Yvan Stefanovitch : Pour mieux armer, protéger et transporter nos 40 000 soldats qui partent en Opérations Extérieures chaque année, il faut avoir assez de courage politique pour commettre un crime de lèse-majesté. C’est-à-dire repenser notre dissuasion nucléaire à moindre coût et diminuer les grands programmes de prestige, dont les prix s’envolent sans cesse. Sur un budget annuel d’équipement de nos forces armées d’un peu plus de 16 milliards d’euros, 3,5 milliards d’euros restent sanctuarisés pour la « bombe » et 1,57 milliards pour acheter par obligation contractuelle 11 avions Rafale, faute d’avoir pu exporter cet avion depuis douze ans. Ce gel d’un tiers des investissements destinés aux armées interdit l’achat des matériels robustes et modernes, qui manquent cruellement à nos soldats. Sans compter les centaines de millions investis chaque années dans le maintien en condition opérationnelle de l’inutile char Leclerc et de l’inutilisable l’hélicoptère Tigre en raison de son coût insensé.

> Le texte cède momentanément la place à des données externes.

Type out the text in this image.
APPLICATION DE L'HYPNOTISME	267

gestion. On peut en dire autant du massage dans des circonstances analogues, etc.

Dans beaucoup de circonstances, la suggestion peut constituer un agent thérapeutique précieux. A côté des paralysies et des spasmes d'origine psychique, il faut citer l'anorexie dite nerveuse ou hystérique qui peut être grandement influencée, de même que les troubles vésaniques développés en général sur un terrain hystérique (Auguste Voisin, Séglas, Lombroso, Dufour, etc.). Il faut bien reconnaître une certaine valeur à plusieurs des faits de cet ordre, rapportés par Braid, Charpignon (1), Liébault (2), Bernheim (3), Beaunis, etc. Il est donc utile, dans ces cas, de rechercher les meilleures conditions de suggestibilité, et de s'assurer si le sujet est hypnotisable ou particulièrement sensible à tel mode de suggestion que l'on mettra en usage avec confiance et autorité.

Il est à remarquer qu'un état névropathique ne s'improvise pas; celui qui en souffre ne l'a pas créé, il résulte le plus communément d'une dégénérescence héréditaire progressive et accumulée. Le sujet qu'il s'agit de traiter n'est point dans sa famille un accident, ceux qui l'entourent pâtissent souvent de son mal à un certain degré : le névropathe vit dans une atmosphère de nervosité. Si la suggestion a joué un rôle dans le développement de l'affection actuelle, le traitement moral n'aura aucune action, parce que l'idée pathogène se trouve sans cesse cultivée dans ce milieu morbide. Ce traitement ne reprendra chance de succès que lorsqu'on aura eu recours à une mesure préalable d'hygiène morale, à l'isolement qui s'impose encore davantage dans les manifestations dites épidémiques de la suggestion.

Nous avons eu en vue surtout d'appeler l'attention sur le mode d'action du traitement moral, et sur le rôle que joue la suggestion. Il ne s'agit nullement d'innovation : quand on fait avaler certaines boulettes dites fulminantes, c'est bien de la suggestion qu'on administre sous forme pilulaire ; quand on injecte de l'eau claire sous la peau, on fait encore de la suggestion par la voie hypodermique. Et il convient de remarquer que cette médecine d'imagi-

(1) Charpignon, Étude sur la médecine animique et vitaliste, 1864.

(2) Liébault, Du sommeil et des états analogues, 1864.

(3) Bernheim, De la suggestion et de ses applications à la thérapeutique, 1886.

Comment peut-on justifier une baisse des crédits de la dissuasion et des grands programmes d’armement ?
 

Yvan Stefanovitch : Le secret défense permet de masquer la réussite extraordinaire de notre complexe militaro-industriel en matière de SNLE (Sous-marins nucléaires lanceurs d’engins). En un mot, nous avons les meilleurs SNLE du monde, notamment en matière de silence acoustique, c’est-à-dire quatre submersibles capables d’envoyer une tête nucléaire à 10.000 kilomètres avec une précision de 50 mètres ! Américains et Russes ne font pas mieux. Explication: nos SNLE sont les plus chers du monde à fabriquer.  Les chiffres sont têtus : un  SNLE américain reste en service pendant 44 ans contre seulement 19 à 30 ans pour un français. Une vitesse de remplacement qui répond avant tout à une double logique de maintien d’un savoir faire et de l’emploi des 2.210 ouvriers à Cherbourg de la DCNS (Direction des Constructions Navale et Systèmes, un groupe possédé à 76% par l’Etat). Depuis un demi-siècle, ce personnel a construit les 6 premiers SNLE, puis les 6 SNA (Sous-marins nucléaires d’attaque) Rubis, les 4 SNLE de Nouvelle Génération, puis aujourd’hui les 6 SNA de la classe Barracuda. Le moindre ralentissement de ces séries provoquerait des licenciements. Or, il faudra bien en passer par là pour faire cesser ce rythme beaucoup trop rapide de remplacement de nos SNA et SNLE, ce qui pourrait représenter 29 milliards d’euros d’économies d’ici 2029 !

La composante aérienne de la dissuasion, sa suppression s’impose, car elle reste en réalité clouée au sol, faute de ne jamais pouvoir disposer de plus de cinq avions ravitailleurs disponibles. Soit une économie de 2,6 milliards d’euros d’ici 2029.

Quant aux Rafale, Tigre et autres Leclerc, l’inflation incessante de leurs coûts réduit à néant toute économie qui pourrait être réalisée en matière de réduction d’effectifs.